Não. Eu já era muito sensível a esse sofrimento e foi isso que me permitiu ser tão racional. Eu sabia que o mundo é um lugar onde ocorrem acidentes. Coisas boas e ruins acontecem simplesmente por acaso.
Você tem crises súbitas de depressão?
Não, é tudo bastante previsível. A tristeza que sinto de vez em quando faz parte da situação. Mas consigo fazer com que dure pouco, é preciso que seja assim. Tenho um compromisso com meu filho e minha família e muitas outras pessoas que passaram pela mesma coisa.
Meu compromisso é o de não achar que a nossa situação é mais trágica que a dos outros.
Como está Jeffrey?
Ele é um rapaz quadriplégico de 19 anos que precisa de aparelhos para respirar. A maioria das coisas que para outros rapazes de 19 anos são fonte de prazer e alegria não fazem parte da vida dele.
Algumas, sim: música, televisão, cinema, surfar na Web. Mas a espontaneidade, o direito de ficar sozinho, de ligar para alguém e marcar um encontro, essa vida normal de adolescente ele não tem.

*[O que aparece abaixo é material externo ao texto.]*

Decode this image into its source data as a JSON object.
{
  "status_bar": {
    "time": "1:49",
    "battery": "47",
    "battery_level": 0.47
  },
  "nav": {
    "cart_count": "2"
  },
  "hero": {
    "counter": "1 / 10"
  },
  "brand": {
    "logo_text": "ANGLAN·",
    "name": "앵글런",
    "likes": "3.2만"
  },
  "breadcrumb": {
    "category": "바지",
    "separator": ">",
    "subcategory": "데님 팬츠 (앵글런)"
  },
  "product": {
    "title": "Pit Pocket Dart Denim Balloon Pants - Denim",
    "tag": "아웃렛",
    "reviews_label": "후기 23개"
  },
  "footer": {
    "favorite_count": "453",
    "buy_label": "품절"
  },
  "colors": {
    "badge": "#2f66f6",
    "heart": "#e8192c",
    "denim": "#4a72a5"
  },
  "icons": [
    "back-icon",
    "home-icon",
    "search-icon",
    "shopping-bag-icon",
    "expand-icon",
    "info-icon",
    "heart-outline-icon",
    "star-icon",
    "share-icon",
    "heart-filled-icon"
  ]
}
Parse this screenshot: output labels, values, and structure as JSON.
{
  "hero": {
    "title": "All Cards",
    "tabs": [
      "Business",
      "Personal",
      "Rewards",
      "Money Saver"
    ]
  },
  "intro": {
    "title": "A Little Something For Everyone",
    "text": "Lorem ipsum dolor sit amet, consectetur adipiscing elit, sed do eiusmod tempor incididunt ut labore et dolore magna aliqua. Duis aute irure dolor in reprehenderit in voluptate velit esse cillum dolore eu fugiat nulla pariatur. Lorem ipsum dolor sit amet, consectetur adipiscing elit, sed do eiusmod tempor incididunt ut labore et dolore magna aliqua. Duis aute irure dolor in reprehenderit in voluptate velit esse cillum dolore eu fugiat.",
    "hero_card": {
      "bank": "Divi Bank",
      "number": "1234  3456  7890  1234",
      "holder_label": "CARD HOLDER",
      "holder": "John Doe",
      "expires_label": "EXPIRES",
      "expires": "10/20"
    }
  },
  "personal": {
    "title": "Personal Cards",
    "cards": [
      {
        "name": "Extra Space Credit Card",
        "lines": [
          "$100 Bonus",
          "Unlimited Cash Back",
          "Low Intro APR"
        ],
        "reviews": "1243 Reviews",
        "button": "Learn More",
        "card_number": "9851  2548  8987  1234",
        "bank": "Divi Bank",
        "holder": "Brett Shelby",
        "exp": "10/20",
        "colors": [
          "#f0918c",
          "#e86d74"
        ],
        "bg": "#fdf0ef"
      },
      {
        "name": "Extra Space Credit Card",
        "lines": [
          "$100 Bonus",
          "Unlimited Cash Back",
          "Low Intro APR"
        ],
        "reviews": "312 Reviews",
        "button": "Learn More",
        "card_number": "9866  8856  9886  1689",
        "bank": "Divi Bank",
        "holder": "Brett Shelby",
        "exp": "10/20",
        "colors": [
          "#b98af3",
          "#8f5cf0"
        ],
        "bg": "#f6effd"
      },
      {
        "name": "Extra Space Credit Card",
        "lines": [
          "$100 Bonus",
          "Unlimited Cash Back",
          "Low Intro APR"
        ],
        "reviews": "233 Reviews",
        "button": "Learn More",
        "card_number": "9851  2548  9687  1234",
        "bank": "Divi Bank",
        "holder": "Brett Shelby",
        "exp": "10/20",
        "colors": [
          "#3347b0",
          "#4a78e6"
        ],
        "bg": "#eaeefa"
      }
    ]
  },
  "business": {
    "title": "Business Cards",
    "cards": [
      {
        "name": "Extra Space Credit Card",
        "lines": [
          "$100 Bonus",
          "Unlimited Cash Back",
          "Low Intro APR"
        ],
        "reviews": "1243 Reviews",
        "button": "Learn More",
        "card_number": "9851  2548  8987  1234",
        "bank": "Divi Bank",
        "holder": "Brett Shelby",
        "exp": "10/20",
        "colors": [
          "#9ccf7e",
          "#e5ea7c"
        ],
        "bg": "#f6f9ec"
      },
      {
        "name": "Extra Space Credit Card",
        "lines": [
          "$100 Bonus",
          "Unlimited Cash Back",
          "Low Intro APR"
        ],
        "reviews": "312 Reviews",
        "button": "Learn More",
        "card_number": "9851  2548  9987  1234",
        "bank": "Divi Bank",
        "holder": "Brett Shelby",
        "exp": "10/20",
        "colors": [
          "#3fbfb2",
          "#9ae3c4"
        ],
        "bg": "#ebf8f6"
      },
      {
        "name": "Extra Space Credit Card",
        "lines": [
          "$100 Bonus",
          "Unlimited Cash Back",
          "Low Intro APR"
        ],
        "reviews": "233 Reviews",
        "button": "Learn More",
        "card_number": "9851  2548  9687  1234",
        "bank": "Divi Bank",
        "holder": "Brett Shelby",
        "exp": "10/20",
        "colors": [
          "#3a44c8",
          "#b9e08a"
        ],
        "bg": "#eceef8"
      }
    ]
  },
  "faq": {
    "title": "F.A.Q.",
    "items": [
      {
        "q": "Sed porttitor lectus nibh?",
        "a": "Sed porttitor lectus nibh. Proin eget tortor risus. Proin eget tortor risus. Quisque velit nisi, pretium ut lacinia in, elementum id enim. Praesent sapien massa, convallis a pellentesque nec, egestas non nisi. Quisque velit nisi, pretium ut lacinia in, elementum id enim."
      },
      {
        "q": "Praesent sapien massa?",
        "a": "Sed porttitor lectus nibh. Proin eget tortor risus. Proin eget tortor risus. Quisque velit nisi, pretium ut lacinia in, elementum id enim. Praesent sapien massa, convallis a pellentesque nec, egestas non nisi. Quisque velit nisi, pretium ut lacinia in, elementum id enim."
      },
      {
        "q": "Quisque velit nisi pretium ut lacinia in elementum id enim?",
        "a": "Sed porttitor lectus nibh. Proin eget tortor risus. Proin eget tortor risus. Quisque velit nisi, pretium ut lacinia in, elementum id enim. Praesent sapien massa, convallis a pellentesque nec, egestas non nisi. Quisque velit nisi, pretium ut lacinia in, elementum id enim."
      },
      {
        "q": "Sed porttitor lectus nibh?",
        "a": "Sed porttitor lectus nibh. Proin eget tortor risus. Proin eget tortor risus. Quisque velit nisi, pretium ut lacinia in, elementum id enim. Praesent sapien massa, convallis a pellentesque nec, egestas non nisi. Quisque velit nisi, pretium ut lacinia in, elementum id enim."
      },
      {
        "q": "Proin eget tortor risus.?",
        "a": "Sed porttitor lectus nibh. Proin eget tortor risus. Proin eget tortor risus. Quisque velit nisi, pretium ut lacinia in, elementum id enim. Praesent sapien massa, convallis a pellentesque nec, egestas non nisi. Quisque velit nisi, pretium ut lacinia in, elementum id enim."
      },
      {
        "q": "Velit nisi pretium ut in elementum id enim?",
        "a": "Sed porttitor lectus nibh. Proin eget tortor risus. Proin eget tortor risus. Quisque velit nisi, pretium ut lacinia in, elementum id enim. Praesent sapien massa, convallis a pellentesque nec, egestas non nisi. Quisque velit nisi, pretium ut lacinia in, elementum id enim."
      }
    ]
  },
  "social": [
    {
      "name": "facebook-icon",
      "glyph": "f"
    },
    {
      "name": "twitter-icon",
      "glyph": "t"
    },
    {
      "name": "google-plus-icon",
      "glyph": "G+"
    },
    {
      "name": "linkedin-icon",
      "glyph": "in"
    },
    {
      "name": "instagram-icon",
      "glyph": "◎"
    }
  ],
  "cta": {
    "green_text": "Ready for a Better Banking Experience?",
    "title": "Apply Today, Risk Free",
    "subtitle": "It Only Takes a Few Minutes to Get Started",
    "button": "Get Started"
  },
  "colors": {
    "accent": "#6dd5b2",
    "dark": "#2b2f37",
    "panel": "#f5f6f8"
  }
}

Um dos piores aspectos do acidente foi a época em que ocorreu. Ele estava saindo de um período difícil e havia feito um esforço inacreditável. Era como um avião decolando para voar até a Lua e foi atingido exatamente naquele momento. Ele me ensinou que por baixo daquele menino havia um homem esperando para nascer. É quase como se tivesse amadurecido cinco ou dez anos no fundo daquela piscina.
Sempre que alguém lhe pede para contar sua história, ele mostra o lado ruim e o lado bom – o lado de continuar vivo. Quer que as pessoas entendam que a decisão ainda está pendente. A decisão é dele agora, não nossa. A vida é uma escolha e não uma condição dada, e acho que ele acredita nisso.